たとえば、同じ小泉今日子という役者が演じていても、映画では観ている側は彼女が演じる「役柄」に没頭・集中して観るのが普通だろう。

そこでは小泉今日子がかつてタレントだったか、どんな言動があったか、私生活がどうか、などということは意識されない。

通常は映画の中でネタにもならない。本人がどうか、というよりも、むしろ、その「役柄」が際立ってこないと観る側がストーリーに集中できないので、俳優も制作スタッフも必死に役づくりに励む。つまり、ふだんテレビのスタジオなどに出てくる小泉今日子の「実物」と、映画に出てくる小泉今日子は完全に「別物」なのだ。

テレビで出てくる彼女の他の仕事や私生活ともまったく異なる人物というのは映画だ。

ところがテレビは違う。

テレビでは「実物」が透けてみえてしまう

「別物」にならない。

「実物」が持つ雑多なイメージを引きずってしまうのだ。

バラエティ番組のスタジオトークなどで出る女優の姿が典型的なように、視聴者は小泉自身の私生活や「なんてたってアイドル」を歌っていたアイドル時代などを思い出しながら見てしまう。

歌番組でも、歌っている部分だけでなく、視聴者はその歌手の「素」の部分が出てくるのを面白いと感じる。
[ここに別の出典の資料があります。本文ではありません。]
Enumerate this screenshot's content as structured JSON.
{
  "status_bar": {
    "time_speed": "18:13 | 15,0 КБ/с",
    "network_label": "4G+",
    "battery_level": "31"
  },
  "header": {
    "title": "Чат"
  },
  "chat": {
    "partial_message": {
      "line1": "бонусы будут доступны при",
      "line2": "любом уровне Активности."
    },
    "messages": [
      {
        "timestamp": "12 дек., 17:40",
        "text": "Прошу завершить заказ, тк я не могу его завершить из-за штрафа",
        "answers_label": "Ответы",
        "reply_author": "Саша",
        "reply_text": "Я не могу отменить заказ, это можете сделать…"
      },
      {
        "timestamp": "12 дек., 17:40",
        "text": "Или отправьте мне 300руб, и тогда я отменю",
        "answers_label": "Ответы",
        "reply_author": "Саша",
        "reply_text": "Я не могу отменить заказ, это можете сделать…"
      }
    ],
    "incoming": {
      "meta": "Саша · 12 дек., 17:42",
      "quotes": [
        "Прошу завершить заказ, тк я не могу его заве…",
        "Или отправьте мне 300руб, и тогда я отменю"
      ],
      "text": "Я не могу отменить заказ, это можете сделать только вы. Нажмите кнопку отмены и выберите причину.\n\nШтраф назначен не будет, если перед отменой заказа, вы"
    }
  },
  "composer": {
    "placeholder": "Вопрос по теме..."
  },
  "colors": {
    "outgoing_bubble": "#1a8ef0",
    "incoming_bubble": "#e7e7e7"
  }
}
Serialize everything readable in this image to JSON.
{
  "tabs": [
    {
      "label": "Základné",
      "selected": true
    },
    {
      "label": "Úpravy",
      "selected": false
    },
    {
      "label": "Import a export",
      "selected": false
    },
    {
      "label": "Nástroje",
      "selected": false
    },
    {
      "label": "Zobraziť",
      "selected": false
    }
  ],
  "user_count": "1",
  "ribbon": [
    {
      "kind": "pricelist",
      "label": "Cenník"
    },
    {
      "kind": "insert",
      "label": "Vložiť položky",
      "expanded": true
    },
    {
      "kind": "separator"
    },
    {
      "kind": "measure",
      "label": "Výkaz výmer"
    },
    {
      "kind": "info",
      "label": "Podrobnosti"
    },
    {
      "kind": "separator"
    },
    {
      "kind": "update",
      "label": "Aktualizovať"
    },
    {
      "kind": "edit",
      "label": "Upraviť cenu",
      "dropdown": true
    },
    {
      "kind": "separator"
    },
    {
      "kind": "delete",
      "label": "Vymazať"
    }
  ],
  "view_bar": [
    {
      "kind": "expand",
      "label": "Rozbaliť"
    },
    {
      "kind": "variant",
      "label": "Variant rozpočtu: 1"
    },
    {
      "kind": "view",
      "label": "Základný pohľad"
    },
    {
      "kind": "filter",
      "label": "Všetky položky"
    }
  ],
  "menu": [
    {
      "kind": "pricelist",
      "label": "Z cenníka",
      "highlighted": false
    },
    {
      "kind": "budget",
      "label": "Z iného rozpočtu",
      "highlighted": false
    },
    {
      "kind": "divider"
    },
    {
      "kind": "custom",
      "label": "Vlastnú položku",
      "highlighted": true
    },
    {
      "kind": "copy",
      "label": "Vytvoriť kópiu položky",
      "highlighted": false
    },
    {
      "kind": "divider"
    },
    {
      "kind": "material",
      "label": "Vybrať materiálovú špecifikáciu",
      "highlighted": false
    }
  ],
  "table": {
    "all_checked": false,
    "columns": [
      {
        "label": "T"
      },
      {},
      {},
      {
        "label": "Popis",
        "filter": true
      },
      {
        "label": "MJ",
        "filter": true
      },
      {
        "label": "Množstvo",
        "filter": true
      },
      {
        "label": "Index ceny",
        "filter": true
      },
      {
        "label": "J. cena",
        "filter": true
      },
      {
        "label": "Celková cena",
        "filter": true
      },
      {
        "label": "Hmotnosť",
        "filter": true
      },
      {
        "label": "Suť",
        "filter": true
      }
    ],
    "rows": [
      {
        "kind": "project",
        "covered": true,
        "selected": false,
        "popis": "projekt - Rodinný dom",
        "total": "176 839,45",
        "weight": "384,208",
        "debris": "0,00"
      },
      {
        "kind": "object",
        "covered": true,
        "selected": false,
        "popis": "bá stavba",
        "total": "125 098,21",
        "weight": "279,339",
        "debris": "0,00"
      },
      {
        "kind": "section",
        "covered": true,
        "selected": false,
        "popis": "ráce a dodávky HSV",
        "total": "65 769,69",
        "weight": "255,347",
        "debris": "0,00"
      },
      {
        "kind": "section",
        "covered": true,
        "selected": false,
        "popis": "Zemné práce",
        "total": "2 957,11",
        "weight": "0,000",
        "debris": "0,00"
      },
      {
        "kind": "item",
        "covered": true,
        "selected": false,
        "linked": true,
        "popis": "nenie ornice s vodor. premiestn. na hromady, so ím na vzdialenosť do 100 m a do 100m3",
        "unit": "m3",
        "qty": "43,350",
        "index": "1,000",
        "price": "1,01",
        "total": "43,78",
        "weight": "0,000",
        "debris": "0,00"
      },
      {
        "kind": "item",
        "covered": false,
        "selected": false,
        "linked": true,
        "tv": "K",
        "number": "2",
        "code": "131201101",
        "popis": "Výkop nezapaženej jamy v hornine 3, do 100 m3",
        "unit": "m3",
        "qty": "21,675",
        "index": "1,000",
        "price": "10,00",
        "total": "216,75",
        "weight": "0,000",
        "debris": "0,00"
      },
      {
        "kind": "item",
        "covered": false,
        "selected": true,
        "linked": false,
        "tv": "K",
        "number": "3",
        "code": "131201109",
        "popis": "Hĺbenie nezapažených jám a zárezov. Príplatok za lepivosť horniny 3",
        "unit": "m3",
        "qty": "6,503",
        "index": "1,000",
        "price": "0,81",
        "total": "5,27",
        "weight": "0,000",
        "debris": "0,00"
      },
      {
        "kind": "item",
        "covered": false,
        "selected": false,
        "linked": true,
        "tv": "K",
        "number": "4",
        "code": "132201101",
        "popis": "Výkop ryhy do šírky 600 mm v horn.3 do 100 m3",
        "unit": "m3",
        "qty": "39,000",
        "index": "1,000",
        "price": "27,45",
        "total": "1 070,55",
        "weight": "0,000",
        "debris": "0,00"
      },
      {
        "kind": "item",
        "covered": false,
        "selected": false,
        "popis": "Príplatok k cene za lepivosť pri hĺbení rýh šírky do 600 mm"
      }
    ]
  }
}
つまり演じている部分と「素」の部分が連続し、つながっているのだ。

テレビでは、虚構の世界であるドラマの場合にも、どこかそうした性質が残ってしまい、過去の仕事や役柄、私生活などが二重写しになる面がある。

同じテレビという箱から、アイドル時代の歌う姿や私生活をめぐるトーク、ドラマでの女優としての演技までが時間差で出てしまうのでテレビの宿命といえる。さらに「生で」あることに最大の強みを発揮するので、視聴者の側もドラマを見ていても、小泉今日子その人をどこかで感じながら見る、というのがテレビ。

テレビとは、見る側が<人間の“素の部分”を透かして見る>メディア

で、「あまちゃん」に話を戻すと、

そのライブ感、「素の部分」の投影の加減が他のドラマに比べて半端じゃない。

とんでもなく「テレビ的」なドラマなのだ。

小泉今日子の実物との二重性

元祖「自分を主張する」アイドルで「なんてったってアイドル」の小泉今日子と、彼女が演じる天野春子=若い頃にアイドルを目指したが、夢を実現できずに田舎に戻ってきた中年の母親=がダブって見える仕掛けのドラマだった。

相当に意図的なキャスティングだ。

ドラマの天野春子を見ながら「芸能界の汚い面に触れてアイドルになれなかった役を『なんてったってアイドル』のキョンキョンはどんな思いで演じているんだろう?」などとつい考えてしまった。

薬師丸ひろ子の実物との二重性

薬師丸ひろ子についてもそうだ。

アイドル女優・歌手として鮮烈だった時代から30年以上も経って中年女優としての円熟味を感じさせる現在、ドラマの中での女優役、しかも主演映画の歌が大ヒットするという「まるでかつての薬師丸ひろ子そのまま」の役だ。彼女にとって女優という仕事はどんなイメージなのだろう? どんな思いで演じたのだろう?と想像してしまう。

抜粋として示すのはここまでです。